De quelles manières avez-vous travaillé le texte de la pièce qui semble empli de difficultés ?
On a commencé cet été en travaillant à la table pour acquérir peu à peu du recul, pour laisser déposer le texte afin, d’aller ensuite à un univers commun à nous acteurs. De cette manière on peut avoir une base solide, une fondation assurée permettant de franchir plus vite les étapes suivantes en les enrichissant. Cette pièce étant composée de monologues il nous faut sans cesse, sur scène, être attentifs les uns aux autres. Début septembre on a eu une première résidence d’artistes à l’Aghja d’Ajaccio et fin octobre une seconde à la salle Prelà du théâtre de Bastia.

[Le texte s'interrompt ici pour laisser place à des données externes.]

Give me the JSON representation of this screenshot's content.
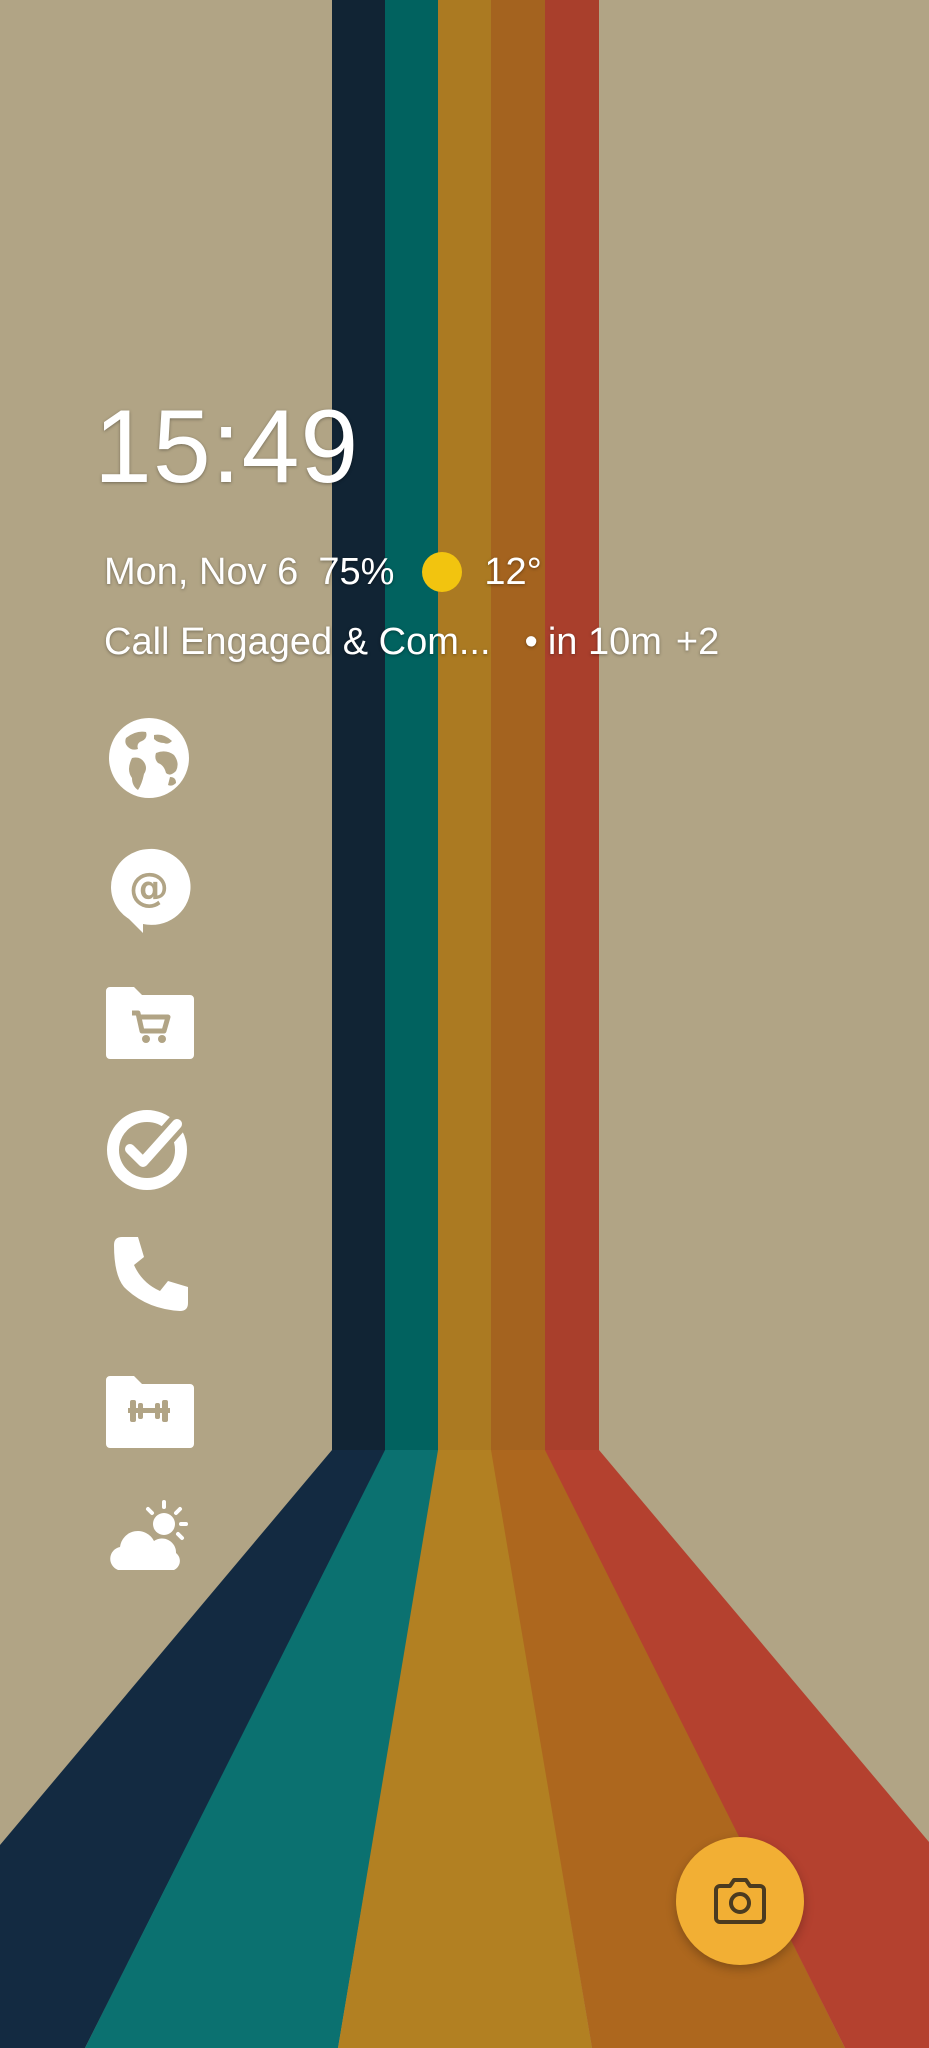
{
  "colors": {
    "background": "#b1a485",
    "stripe_navy": "#112434",
    "stripe_teal": "#0b6b6a",
    "stripe_mustard": "#b28022",
    "stripe_orange": "#ad671e",
    "stripe_red": "#b4412f",
    "weather_sun": "#f2c40f",
    "camera_button": "#f2af34",
    "icon_color": "#ffffff"
  },
  "clock": {
    "time": "15:49"
  },
  "glance": {
    "date": "Mon, Nov 6",
    "battery": "75%",
    "weather_icon": "sun-icon",
    "temperature": "12°"
  },
  "event": {
    "title": "Call Engaged & Com...",
    "bullet": "•",
    "when": "in 10m",
    "more": "+2"
  },
  "apps": [
    {
      "name": "globe-icon"
    },
    {
      "name": "at-chat-icon"
    },
    {
      "name": "shopping-folder-icon"
    },
    {
      "name": "task-check-icon"
    },
    {
      "name": "phone-icon"
    },
    {
      "name": "fitness-folder-icon"
    },
    {
      "name": "weather-cloud-sun-icon"
    }
  ],
  "camera_button": {
    "icon": "camera-icon"
  }
}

Noël Casale écrit avec ce texte sa cinquième pièce bastiaise. Il entretient avec sa ville des rapports très étroits. Qu’en est-il de vous ?
Noël est né ici, y a passé son enfance et sa jeunesse. Moi, je suis né à Hyères. Ma mère est ajaccienne. J’ai dix ans de moins que l’auteur… Je ne peux donc avoir les mêmes rapports avec Bastia… Même si j’y viens régulièrement depuis les années 90 et si j’y ai de nombreux amis !
Mais je suis attaché à cette ville.


Comédien vous avez aussi une autre passion que le théâtre ?
Je suis un passionné de jardin. Je cultive mon potager et suis autonome en légumes. Je sème des semences anciennes de blé, de seigle, d’orge et je fais mon pain. Je respecte la rotation des cultures… Le jardin me fait un grand bien. Il m’est indispensable quand je sature.

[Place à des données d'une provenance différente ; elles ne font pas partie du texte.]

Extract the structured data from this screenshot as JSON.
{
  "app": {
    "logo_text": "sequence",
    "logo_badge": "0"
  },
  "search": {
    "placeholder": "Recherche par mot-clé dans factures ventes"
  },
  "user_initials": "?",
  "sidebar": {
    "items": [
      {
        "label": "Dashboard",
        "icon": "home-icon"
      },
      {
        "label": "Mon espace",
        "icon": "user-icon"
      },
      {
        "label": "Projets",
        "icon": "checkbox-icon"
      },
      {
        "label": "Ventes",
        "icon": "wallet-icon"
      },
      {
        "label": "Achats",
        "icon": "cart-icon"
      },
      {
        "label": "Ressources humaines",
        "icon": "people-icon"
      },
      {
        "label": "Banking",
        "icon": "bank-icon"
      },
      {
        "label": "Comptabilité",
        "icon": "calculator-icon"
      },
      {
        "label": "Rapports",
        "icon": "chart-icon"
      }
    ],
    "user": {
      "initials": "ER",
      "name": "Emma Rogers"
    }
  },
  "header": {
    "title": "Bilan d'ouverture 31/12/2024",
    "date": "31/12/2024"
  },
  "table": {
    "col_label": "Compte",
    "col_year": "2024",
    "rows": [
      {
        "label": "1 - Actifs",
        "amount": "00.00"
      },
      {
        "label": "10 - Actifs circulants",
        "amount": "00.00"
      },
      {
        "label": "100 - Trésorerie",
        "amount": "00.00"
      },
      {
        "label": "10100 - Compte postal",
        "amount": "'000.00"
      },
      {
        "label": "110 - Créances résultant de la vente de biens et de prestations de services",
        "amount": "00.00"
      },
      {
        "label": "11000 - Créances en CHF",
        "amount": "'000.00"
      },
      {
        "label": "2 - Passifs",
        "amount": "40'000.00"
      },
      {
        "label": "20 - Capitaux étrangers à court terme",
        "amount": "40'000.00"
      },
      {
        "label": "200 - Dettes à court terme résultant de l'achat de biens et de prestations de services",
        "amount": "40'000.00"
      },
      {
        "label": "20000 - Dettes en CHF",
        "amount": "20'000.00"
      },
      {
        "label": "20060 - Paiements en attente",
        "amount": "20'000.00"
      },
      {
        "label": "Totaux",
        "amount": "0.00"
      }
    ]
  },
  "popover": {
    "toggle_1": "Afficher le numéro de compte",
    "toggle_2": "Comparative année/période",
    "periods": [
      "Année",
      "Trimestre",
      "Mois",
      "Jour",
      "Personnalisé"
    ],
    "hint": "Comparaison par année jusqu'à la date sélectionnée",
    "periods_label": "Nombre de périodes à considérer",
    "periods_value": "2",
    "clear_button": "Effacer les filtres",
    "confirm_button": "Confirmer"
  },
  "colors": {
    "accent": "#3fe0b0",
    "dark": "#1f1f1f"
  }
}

Dans « Bastia an Zéro Vingt » vous êtes un personnage double. L’un parait le fantôme de l’autre… Mais au fond qui est qui ?
Le personnage italien que je joue apparait dans le journal d’Aline. Elle veut rejoindre un ancien amour à Rome, mais est bloquée par le confinement. Qui est le plus réel des personnages que j’incarne ? Celui qui écoute en dormant Aline qui devient Alice ou l’amant romain, qui est peut-être de son invention ? Aux spectateurs de le dire…


Comment avez-vous abordé cette pièce ?
C’est un texte narratif qui exclut les dialogues ce qui est fréquent chez les dramaturges contemporains. Au début c’est assez déroutant d’autant que le texte se décline en trois langues. On a donc travaillé sur l’écoute, sur l’intériorité, sur la mémorisation et l’on s’est interrogé : « Comment faire théâtre avec ce narratif plurilingues » ?


Quelles singularités avez-vous voulu mettre en exergue dans les deux personnages que vous incarnez ?
Chaque langue développe un rapport au monde, aux autres, un mouvement de la pensée qui ne sont pas les mêmes. Chaque langue génère une énergie particulière. La pièce représente pour moi un parcours.


Casale aime les petites formes théâtrales. Pour vous acteur la proximité avec le public vous aide-t-elle ou vous dessert ?
J’apprécie la proximité des spectateurs. J’aime capter leur respiration et celle des autres acteurs, car c’est là que s’effectue l’échange !


Jouez-vous toujours autant à l’extérieur de l’île ? Quand avez-vous rencontrée Casale ?
Maintenant je joue principalement ici. J’ai vécu et travaillé quinze ans à Parie et je n’en pouvais plus des grandes villes ! La mer me manquait et je me suis installé à Bastia. Quant à Noël nous nous sommes rencontrés il y a trente ans sur la scène de l’Opéra Bastille où nous étions tous deux comédiens. Depuis on s’est souvent croisé et on travaille semble depuis trois ans.


Hors de Corse les metteurs en scène qui vous ont le plus marqué ?
Sans conteste Gabily qui m’a énormément appris et inculqué l’exigence des textes. Avec lui j’ai partagé une expérience de plusieurs années. Mais un rencontre sur « Roberto Zucco » monté par Klotz, a également beaucoup compté pour moi : celle du chorégraphe, Jean François Ruroue, parce qu’il m’a apporté la maîtrise de l’espace et de la scène.